Aram Khachatryan from the People's Party of Armenia was elected speaker of the parliament, while Vazgen Sargsyan's brother Aram Sargsyan was appointed prime minister. However, Aram Sargsyan was dismissed by President Kocharyan in May 2000 due to an "inability to work" with Sargsyan's cabinet. Republican Party leader Andranik Margaryan came to replace him as prime minister on May 12, 2000.
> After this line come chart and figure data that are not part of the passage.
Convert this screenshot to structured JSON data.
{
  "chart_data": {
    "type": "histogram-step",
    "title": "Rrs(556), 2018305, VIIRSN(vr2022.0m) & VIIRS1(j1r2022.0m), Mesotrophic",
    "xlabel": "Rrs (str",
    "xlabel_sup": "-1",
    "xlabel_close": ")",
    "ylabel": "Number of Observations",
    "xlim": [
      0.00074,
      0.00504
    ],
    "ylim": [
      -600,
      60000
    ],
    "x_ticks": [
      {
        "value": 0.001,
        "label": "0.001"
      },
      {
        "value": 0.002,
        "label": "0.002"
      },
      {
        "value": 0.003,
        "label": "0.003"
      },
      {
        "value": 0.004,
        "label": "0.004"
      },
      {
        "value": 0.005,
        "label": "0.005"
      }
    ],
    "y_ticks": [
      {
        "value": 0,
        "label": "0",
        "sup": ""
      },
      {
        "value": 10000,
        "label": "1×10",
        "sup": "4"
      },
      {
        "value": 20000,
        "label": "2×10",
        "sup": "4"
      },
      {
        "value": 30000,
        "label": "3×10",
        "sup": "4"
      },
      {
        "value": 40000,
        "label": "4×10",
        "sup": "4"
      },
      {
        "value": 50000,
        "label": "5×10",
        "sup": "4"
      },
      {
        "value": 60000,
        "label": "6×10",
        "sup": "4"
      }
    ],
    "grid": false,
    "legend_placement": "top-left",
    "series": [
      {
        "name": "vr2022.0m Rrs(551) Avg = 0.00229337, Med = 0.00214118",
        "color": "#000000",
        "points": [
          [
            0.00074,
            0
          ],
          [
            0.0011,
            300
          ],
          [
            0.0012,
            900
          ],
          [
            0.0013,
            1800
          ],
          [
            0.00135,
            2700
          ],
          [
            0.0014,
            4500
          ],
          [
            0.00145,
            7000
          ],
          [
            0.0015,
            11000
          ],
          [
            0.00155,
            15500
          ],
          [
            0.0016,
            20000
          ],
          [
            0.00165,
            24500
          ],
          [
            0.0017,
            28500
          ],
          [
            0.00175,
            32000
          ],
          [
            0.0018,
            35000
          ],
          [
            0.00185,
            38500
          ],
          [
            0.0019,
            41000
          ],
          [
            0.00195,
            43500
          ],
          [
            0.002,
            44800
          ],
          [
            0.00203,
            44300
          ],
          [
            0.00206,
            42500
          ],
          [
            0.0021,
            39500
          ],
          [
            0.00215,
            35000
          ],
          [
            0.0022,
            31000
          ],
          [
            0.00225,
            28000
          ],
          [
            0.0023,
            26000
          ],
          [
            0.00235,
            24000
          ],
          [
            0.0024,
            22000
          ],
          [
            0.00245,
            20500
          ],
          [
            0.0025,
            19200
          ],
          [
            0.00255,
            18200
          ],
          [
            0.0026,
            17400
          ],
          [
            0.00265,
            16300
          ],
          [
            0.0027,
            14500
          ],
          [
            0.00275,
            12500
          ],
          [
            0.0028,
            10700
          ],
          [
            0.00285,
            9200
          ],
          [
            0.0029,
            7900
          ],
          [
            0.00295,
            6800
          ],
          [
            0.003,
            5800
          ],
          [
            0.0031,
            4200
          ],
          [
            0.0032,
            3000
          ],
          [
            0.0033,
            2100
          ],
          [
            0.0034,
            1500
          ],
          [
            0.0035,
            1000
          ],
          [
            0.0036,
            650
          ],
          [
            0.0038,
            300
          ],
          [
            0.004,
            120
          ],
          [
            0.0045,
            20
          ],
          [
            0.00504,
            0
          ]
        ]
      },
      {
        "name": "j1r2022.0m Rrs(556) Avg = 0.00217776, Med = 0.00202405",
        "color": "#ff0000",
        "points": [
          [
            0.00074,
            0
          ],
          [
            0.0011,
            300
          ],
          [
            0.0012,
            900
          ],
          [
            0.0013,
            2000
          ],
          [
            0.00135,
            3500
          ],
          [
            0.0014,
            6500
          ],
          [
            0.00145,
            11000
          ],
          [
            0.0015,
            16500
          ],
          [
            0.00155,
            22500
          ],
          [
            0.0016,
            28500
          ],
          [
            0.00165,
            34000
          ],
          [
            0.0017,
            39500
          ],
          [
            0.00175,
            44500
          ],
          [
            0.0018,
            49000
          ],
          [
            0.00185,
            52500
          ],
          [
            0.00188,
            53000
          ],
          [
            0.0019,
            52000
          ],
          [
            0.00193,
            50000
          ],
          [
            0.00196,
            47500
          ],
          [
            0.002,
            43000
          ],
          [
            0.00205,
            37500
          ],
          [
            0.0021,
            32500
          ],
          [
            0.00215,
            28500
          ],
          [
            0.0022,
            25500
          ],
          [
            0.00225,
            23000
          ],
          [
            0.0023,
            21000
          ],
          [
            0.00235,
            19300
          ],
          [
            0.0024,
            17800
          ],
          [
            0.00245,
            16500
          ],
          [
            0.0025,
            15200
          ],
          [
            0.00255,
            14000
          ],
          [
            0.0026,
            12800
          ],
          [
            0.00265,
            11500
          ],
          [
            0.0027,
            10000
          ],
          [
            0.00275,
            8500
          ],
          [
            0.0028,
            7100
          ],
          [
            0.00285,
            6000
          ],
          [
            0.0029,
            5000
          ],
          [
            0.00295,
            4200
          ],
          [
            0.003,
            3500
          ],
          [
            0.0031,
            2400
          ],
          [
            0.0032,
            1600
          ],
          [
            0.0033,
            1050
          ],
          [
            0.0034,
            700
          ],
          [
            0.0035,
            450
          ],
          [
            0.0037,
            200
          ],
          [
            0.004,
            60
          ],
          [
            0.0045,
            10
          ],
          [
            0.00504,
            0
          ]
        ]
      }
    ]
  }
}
Kocharyan successfully prevented the Unity bloc-controlled parliament from impeaching him, and gradually consolidated power around himself. Kocharyan remained highly unpopular in Armenia, as a poll in August 2002 showed at least three other politicians (Stepan Demirchyan, Artashes Geghamyan, Levon Ter-Petrosyan) having more support than him. In 2009, Anahit Bakhshyan, an MP from Heritage and the widow of Yuri Bakhshyan, the assassinated Deputy National Assembly Speaker, stated that "Robert Kocharyan turned October 27, 1999, terrorism act to good use, making a shift towards more totalitarian regime." Human Development Report wrote in 2000 that the "October 27 events adversely impacted the situation in the country in all aspects and spheres and its consequences will be felt for long, in economic, political and social expressions" and predicted a further decline in human development.

==Later developments==
On 27 October 2009, a memorial was installed in the National Assembly park. During the opening ceremony, Stepan Demirchyan, the son of one of the two most senior victims, Karen Demirchyan, stated that "It is impossible to get an entire revelation while the current authorities are in power. However, sooner or later the reality will be disclosed. This is a matter of our statehood's dignity. Only in case of having an entire revelation we will be able to overcome the negative consequences of the October 27 events."